Scor se dit confiant sur sa capacité à absorber l’ouragan Sandy

le 14/11/2012 L'AGEFI Quotidien / Edition de 7H

Le réassureur a vu son bénéfice net sur neuf mois progresser de 40%, grâce à l’intégration du portefeuille mortalité de Transamerica Re

A l’image de ses concurrents, Scor s’est dit confiant dans sa capacité à absorber le coût de l’ouragan Sandy dans ses comptes du quatrième trimestre. «Personne ne peut donner aujourd’hui une estimation précise. Nous pensons que le coût (de cet ouragan) pour l’assurance et la réassurance pourrait être autour de 20 à 25 milliards de dollars (15,7-19,7 milliards d’euros). Nous considérons que nous pouvons absorber normalement Sandy au quatrième trimestre», a indiqué Denis Kessler, président de la compagnie.

L’exposition de Scor à cette catastrophe naturelle sera «inférieure à sa part de marché», a précisé le dirigeant, le groupe n’ayant pas de contrats de réassurance dans des secteurs tels que le transport collectif autour de New York. Hannover Re, qui a relevé la semaine passée ses prévisions de résultats sur 2012, avait estimé que les pertes générées par Sandy ne devraient pas excéder son budget annuel (560 millions d’euros, utilisé à hauteur de 193 millions, ndlr). Munich Re, qui a également relevé son objectif de bénéfice annuel, avait estimé le coût de Sandy dans ses comptes à «quelques centaines» de millions d’euros.

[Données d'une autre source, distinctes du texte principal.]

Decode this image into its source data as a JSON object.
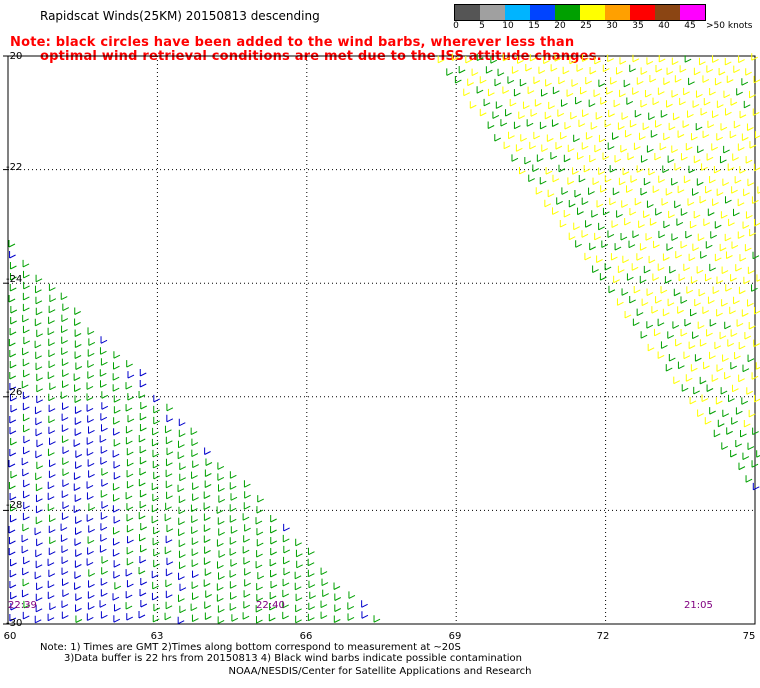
{
  "header": {
    "title": "Rapidscat Winds(25KM) 20150813 descending",
    "note_line1": "Note: black circles have been added to the wind barbs, wherever less than",
    "note_line2": "optimal wind retrieval conditions are met due to the ISS attitude changes."
  },
  "legend": {
    "labels": [
      "0",
      "5",
      "10",
      "15",
      "20",
      "25",
      "30",
      "35",
      "40",
      "45",
      ">50 knots"
    ],
    "colors": [
      "#555555",
      "#a0a0a0",
      "#00b4ff",
      "#0044ff",
      "#00a000",
      "#ffff00",
      "#ffa000",
      "#ff0000",
      "#8b4513",
      "#ff00ff",
      "#8000a0"
    ]
  },
  "axes": {
    "lat_labels": [
      "-20",
      "-22",
      "-24",
      "-26",
      "-28",
      "-30"
    ],
    "lat_values": [
      -20,
      -22,
      -24,
      -26,
      -28,
      -30
    ],
    "lon_labels": [
      "60",
      "63",
      "66",
      "69",
      "72",
      "75"
    ],
    "lon_values": [
      60,
      63,
      66,
      69,
      72,
      75
    ],
    "lat_range": [
      -30,
      -20
    ],
    "lon_range": [
      60,
      75
    ]
  },
  "timestamps": {
    "t1": "22:39",
    "t2": "22:40",
    "t3": "21:05"
  },
  "footer": {
    "note_line1": "Note: 1) Times are GMT 2)Times along bottom correspond to measurement at ~20S",
    "note_line2": "3)Data buffer is 22 hrs from 20150813 4) Black wind barbs indicate possible contamination",
    "credit": "NOAA/NESDIS/Center for Satellite Applications and Research"
  },
  "wind_colors": {
    "light": "#ffff00",
    "moderate": "#00a000",
    "calm": "#0000cc"
  }
}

Sur les neuf premiers mois de l’année, la relative clémence en termes de catastrophes naturelles et l’intégration du portefeuille mortalité de Transamerica Re depuis fin 2011 ont permis à Scor de dégager une hausse de 40% de son bénéfice net, à 318 millions d’euros.

La performance du groupe est jugée «très solide» par le bureau d’étude Bryan Garnier, qui souligne toutefois que les bénéfices pâtissent d’une «politique d’investissement frileuse». Dans un environnement marqué par la faiblesse des taux d’intérêt, «Scor Global Investments poursuit une stratégie d’investissement prudente et défensive», a indiqué le réassureur. Le rendement courant des actifs s’est établi à 3,4% sur les neuf premiers mois de l’année (2,8% après prise en compte des dépréciations du portefeuille actions).

«Les résultats sont solides, soutenus par un ratio combiné meilleur qu’attendu», à 93,7%, renchérit l’analyste de Credit Suisse. Scor s’est par ailleurs dit confiant quant à la réalisation de ses objectifs stratégiques, notamment un montant de primes brutes de 10 milliards d’euros d’ici à 2013. A fin septembre, ces primes atteignaient 7,2 milliards d’euros, soit une progression de 33% (+12,6% en données comparables).